We are in our 7th week of homeschooling for this school year. We are beginning to settle into a routine (though I have to keep tweaking it to suit our needs with ever-changing preschoolers in the mix) and the newness and the excitement of the new school year is wearing off. It takes discipline and internal fortitude to keep moving along with school. Homeschooling is a delight and I’m thankful to be on this journey, but there is no denying that it is really hard work too.
So when our focus is fuzzy or our attention is wavering or tasks seem overwhelmingly arduous, we take a nature walk. It is a breath of fresh air (literally and metaphorically) to get outside, feel the breeze and the sunshine, to see birds or squirrels or insects busy about their work, to watch the calm confidence of the trees as they stand stoically and generously offer shade, food, and shelter to other creatures. It is cheering to see the bright and vividly colored flowers or leaves in the various seasons. Taking a walk clears the mind, gives us new perspective, and provides renewed strength.

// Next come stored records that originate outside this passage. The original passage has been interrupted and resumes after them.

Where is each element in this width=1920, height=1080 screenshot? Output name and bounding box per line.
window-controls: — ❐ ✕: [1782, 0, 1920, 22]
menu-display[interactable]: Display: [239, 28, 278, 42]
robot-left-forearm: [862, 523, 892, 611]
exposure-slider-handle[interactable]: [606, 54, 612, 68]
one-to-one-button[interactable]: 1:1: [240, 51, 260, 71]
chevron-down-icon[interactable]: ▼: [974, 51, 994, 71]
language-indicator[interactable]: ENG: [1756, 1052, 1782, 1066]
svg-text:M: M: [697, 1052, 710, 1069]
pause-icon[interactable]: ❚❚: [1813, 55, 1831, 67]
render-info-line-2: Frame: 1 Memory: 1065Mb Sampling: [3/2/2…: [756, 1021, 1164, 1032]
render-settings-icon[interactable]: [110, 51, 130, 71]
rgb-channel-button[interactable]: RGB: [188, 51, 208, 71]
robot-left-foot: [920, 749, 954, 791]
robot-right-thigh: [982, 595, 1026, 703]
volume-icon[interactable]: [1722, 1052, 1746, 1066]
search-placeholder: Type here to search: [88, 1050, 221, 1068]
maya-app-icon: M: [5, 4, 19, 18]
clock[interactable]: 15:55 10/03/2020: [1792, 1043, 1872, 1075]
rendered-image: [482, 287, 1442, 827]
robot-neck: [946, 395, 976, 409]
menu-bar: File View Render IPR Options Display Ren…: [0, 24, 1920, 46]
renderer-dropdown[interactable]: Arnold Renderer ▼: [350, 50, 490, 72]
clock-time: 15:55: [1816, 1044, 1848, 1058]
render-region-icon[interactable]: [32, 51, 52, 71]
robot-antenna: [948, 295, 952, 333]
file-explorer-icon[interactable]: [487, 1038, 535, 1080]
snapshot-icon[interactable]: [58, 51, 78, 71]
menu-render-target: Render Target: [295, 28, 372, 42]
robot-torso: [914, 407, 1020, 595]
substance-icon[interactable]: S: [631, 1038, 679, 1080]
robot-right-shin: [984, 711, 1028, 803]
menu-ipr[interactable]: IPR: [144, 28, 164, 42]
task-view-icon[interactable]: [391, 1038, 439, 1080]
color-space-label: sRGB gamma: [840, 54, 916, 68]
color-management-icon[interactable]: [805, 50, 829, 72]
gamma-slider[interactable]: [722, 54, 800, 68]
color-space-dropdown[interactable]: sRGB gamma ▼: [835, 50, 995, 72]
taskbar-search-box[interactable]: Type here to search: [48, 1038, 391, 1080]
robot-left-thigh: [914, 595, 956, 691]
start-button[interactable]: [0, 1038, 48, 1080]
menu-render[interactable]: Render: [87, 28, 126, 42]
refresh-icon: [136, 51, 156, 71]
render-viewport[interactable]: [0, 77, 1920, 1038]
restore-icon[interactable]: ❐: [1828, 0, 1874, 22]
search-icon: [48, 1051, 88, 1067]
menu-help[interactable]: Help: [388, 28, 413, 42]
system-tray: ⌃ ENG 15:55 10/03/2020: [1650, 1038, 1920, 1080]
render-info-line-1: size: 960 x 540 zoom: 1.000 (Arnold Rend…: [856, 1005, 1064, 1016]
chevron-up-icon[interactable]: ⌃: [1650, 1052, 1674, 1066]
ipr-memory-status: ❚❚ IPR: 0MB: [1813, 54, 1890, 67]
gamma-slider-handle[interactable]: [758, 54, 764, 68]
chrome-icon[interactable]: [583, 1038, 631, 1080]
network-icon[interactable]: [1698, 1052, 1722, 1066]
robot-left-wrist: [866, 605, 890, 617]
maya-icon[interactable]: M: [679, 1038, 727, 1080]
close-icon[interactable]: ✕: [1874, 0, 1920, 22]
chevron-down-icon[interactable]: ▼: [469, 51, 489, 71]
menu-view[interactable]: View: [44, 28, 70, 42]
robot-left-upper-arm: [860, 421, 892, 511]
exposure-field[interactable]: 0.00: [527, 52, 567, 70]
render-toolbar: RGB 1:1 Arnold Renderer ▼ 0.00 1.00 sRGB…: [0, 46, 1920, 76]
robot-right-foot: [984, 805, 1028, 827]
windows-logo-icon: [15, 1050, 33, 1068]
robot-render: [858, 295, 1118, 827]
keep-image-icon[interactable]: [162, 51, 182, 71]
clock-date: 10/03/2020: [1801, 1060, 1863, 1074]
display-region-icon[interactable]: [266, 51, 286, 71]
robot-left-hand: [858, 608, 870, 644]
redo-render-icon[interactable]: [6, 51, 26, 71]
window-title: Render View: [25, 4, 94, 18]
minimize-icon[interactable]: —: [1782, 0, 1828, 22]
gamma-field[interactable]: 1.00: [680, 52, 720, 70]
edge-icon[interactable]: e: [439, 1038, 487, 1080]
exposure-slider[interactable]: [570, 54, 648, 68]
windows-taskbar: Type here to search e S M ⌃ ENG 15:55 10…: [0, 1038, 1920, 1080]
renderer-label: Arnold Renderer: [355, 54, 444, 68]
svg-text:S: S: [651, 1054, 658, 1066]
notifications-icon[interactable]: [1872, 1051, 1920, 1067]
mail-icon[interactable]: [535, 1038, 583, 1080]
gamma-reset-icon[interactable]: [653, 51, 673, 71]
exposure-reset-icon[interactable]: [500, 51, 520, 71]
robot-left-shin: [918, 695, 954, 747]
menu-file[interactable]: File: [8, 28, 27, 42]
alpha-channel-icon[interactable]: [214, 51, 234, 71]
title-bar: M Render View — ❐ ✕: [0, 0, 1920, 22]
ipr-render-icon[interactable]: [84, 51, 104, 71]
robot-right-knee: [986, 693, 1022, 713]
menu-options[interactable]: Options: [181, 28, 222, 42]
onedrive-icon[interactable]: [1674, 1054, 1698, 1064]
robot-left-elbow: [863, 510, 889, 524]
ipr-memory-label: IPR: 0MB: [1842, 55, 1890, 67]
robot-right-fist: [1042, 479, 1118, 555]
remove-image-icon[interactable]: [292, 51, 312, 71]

As a Charlotte Mason Method homeschooler (for the most part), nature walks are also part of our weekly routine. She gives a few great guidelines for hours in the outdoors that we usually follow in our nature walks and studies. Here are three steps we take in our nature studies:
1. Play and go crazy! “Our wise mother, arrived, first sends the children to let off their spirits in a wild scamper.” (Charlotte Mason, Original Homeschooling Series Volume 1, Part 2) Then the kids get their energy out so they are ready to focus on the nature that is all around them. My kids will play on playground structures or climb rocks or run and play tag.
2. Exploration Expedition. “While wits are fresh and eyes are keen, she sends them off on an exploring expedition- who can see the most, and tell the most about yonder hillock or brook, hedge, or copse. This is an exercise that delights children, and may be endlessly varied, carried on in the spirit of a game, and yet with the exactness and carefulness of a lesson.” (Charlotte Mason, Original Homeschooling Series Volume 1, Part 2) I actually usually trail behind them in their explorations (rather than send them), but they are given some sort of mission- often to find something that they find interesting. It may be a tree, a leaf, a berry, a weed, a flower, a rock, an insect or an animal. We may touch it and pick it up (if it is, say, a leaf or a weed) or we might take a picture. I occasionally exclaim over a find of my own and share my delight with my children.
3. Nature Journal. When we get home, we discuss what they found and I leave it up to them to decide whether they will make a journal entry. Often we will do some internet research to try to find the name of the tree or leaf or bird or insect and discover interesting facts about it. “As soon as he is able to keep it himself, a nature-diary is a source of delight to a child. Every day’s walk give him something to enter.” (Charlotte Mason, Original Homeschooling Series Volume 1, Part 2) They also often narrate their nature walk adventures to daddy at the dinner table later. I love to hear what they remember about our nature walks. What they share gives me little glimpses and insights into their soul.
The great thing about nature study is that it is a great way to naturally encompass all of the learning styles and modalities, providing for the needs of all of your learners and also making these lessons very memorable. Everywhere you look, there is so much to see (visual picture) and there may occasionally be signs to read (visual print). There are bird calls, bubbling brooks and rustling leaves to listen to (auditory listening) and descriptions to share of wonderful sights and experiences (auditory verbal). You can walk, jump, crawl, scamper, crouch, stretch, wade, and do all sorts of bodily movements (kinesthetic-tactile whole body) and there is rough bark to feel, sticky sap to touch, flowers to smell, dirt to dig, leaves to crunch, and grass to roll around in (kinesthetic-tactile hands on). In keeping a nature journal, you may sketch and write what you found and learned (kinesthetic-tactile sketching and writing).
Charlotte Mason said, “Let them once get touch with Nature, and a habit is formed which will be a source of delight through life.” Truly, nature walks are a wonderful source of delight in our homeschool.